Architecture and training
As optimization objective we use the mean squared error between the measured log-solubility and the global features of the output graph of a multi-layer GN, where each layer performs updates the graph as in Eq. 1. Using multiple layers of graph convolution allows the network to aggregate information at progressively larger scales, starting from the local neighborhood and extending to wider groups of atoms. Dropout is applied at the output of every linear transformation, as a technique to counteract overfitting. We tested multiple combinations of hyperparameters and obtain results comparable to (Duvenaud et al., 2015) using 3-5 hidden graph layers with a dimensionality of either 64, 128 or 256 and sum/mean pooling for all aggregation operations. Max pooling performed much worse, probably due to the nature of the task.
Appendix C Additional results
In the following pages we present an in-depth comparison between the three explainability methods we experimented with. We consider a graph with multiple sources of infection and immune nodes. The network, that uses max pooling to aggregate information from the incoming edges, correctly predicts the state of every node after one step of infection propagation (Fig. 8). In the figures that follow, we present a visualization of the explanations produced for three nodes of the graph: one that becomes infected (Fig. 9), one that receives no infection from its neighbors (Fig. 10) and one that is immune (Fig. 11). Refer to the captions for observations specific to every example.

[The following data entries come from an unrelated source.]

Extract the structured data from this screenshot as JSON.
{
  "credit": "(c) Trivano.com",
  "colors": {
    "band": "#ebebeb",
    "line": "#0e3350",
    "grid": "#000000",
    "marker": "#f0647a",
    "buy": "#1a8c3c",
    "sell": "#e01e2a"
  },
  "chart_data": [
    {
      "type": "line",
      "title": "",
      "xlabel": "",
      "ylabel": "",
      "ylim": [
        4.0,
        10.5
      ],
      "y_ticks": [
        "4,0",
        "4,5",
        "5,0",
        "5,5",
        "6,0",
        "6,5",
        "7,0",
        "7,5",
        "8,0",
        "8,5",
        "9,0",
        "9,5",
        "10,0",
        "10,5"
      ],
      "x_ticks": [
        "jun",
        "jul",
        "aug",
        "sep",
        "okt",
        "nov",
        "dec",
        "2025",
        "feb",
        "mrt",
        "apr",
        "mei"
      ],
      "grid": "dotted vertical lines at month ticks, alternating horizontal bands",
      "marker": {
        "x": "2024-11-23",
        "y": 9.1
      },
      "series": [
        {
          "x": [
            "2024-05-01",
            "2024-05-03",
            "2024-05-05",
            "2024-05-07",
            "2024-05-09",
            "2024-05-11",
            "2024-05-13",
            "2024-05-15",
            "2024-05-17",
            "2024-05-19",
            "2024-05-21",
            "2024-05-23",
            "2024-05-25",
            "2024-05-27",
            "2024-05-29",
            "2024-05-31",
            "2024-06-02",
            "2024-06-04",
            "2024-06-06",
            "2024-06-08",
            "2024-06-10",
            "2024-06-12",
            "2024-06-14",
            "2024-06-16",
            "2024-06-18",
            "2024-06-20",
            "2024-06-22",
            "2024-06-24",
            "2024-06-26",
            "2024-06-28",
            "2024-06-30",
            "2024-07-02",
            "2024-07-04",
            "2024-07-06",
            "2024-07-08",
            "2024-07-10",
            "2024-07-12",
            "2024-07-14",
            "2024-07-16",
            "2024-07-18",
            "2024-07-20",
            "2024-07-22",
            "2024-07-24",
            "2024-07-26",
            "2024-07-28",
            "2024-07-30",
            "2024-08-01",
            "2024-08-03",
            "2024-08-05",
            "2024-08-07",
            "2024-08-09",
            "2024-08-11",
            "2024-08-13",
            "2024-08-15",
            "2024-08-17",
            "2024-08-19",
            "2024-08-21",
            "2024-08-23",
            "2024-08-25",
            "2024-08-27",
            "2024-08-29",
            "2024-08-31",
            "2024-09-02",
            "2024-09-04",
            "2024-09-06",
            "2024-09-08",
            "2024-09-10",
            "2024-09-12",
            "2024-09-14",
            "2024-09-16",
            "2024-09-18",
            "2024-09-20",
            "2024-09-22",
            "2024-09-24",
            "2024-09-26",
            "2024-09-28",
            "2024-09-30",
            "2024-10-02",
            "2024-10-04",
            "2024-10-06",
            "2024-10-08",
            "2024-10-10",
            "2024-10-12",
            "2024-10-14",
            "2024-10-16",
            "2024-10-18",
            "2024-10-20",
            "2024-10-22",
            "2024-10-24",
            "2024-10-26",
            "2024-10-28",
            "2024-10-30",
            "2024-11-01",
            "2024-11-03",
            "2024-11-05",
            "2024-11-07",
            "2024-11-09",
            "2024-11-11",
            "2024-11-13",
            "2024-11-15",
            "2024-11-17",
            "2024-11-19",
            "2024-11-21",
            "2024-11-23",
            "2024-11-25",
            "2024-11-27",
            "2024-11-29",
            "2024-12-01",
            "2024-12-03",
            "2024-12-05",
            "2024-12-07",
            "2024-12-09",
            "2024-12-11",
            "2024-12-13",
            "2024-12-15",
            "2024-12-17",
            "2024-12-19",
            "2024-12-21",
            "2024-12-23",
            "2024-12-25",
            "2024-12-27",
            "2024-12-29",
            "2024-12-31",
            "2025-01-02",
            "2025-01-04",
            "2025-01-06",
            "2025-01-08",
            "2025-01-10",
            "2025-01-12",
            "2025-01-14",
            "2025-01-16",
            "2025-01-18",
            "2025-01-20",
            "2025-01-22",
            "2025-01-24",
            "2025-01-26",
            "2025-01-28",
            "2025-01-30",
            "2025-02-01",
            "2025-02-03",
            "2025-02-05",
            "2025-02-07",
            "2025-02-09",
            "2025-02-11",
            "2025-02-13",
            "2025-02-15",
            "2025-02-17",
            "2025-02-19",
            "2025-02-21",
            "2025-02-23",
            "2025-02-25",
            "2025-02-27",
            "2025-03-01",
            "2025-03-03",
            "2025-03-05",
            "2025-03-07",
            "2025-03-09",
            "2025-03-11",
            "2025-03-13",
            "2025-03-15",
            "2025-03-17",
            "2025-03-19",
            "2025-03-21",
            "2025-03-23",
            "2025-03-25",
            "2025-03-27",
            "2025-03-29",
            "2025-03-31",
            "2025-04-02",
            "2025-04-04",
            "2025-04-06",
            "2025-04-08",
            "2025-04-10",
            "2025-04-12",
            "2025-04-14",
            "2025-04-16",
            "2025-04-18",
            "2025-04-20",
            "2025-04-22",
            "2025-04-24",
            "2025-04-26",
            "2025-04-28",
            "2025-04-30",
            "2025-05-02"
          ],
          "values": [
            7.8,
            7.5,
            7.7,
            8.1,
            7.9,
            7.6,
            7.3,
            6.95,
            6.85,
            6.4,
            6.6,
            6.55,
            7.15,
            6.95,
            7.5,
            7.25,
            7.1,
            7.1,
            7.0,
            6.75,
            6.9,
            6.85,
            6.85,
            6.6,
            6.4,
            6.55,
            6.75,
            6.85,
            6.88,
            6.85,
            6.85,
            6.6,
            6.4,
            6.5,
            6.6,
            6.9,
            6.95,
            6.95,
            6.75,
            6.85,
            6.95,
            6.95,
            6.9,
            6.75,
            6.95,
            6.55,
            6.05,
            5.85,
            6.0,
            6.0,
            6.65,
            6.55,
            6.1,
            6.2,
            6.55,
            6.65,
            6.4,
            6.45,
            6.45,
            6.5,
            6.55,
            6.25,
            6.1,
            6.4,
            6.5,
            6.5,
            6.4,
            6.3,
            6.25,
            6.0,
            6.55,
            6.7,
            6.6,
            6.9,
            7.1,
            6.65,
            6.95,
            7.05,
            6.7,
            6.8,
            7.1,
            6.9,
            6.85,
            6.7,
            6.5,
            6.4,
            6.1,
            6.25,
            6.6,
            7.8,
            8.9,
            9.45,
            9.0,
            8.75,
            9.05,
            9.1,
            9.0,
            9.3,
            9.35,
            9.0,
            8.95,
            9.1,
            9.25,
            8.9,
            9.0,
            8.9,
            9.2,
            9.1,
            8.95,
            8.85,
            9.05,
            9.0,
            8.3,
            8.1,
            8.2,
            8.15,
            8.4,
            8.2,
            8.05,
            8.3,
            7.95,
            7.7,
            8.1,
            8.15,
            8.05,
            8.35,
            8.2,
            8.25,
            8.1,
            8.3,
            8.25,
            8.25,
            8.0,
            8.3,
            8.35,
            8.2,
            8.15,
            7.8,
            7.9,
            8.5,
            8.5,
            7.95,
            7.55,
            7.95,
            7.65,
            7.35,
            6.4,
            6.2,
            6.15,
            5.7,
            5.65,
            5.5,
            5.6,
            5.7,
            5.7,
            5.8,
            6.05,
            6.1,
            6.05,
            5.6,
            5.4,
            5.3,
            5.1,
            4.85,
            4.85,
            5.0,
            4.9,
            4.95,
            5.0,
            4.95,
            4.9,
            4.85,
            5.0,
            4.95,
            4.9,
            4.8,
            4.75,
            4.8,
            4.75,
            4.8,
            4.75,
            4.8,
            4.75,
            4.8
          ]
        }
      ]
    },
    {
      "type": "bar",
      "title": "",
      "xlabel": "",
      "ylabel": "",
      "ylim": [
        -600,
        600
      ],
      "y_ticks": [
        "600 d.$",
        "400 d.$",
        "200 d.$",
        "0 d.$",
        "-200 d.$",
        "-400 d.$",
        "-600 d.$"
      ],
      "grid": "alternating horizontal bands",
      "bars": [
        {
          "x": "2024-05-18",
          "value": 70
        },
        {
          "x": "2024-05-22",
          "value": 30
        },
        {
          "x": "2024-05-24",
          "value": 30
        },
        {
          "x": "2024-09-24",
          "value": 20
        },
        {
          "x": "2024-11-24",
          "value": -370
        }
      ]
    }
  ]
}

Aggregation: max vs. sum comparison
It then follows an overview of explanations obtained for smaller graphs. For every input graph, we show two predictions: one made by a GN that uses max pooling and one made by a GN that uses sum pooling. The predictions are followed by a visualization of the explanations produced with Sensitivity Analysis, Guided Backpropagation and Layer-wise Relevance Propagation (in this order). For each explainability method, we represent the values of the gradient/relevance as a heatmap over the individual features of every node/edge, as well as with a graphical representation of the graph. Refer to the captions for observations specific to every example.
C.2 Solubility
As mentioned in the discussion (Sec. 5), choosing to model molecules as graphs yields a non-redundant and highly structured representation. As a consequence, the ability to slightly alter a molecule by performing small steps in Euclidean space is lost. This makes it hard to verify that explanations correspond to how the trained network predicts solubility. In fact, it is not possible to automatically alter a molecule according to the importance of its atoms/bonds and still obtain a valid molecule. In this case, it is necessary to apply domain-specific knowledge and identify which changes are viable in the space of valid molecules. In Figure 7 we show a trivial example where we use LRP to identify important atoms/bonds of a molecule and progressively remove them to reduce the predicted solubility.
Solubility explanations
In figures 18 and 19 we present a visualization of the explanation for the predicted solubility of glucose (moderately soluble) and 4-hexylresorcinol (moderately insoluble). The explanations are produced by applying LRP and propagating positive and negative relevance to the individual features of the atoms/bonds.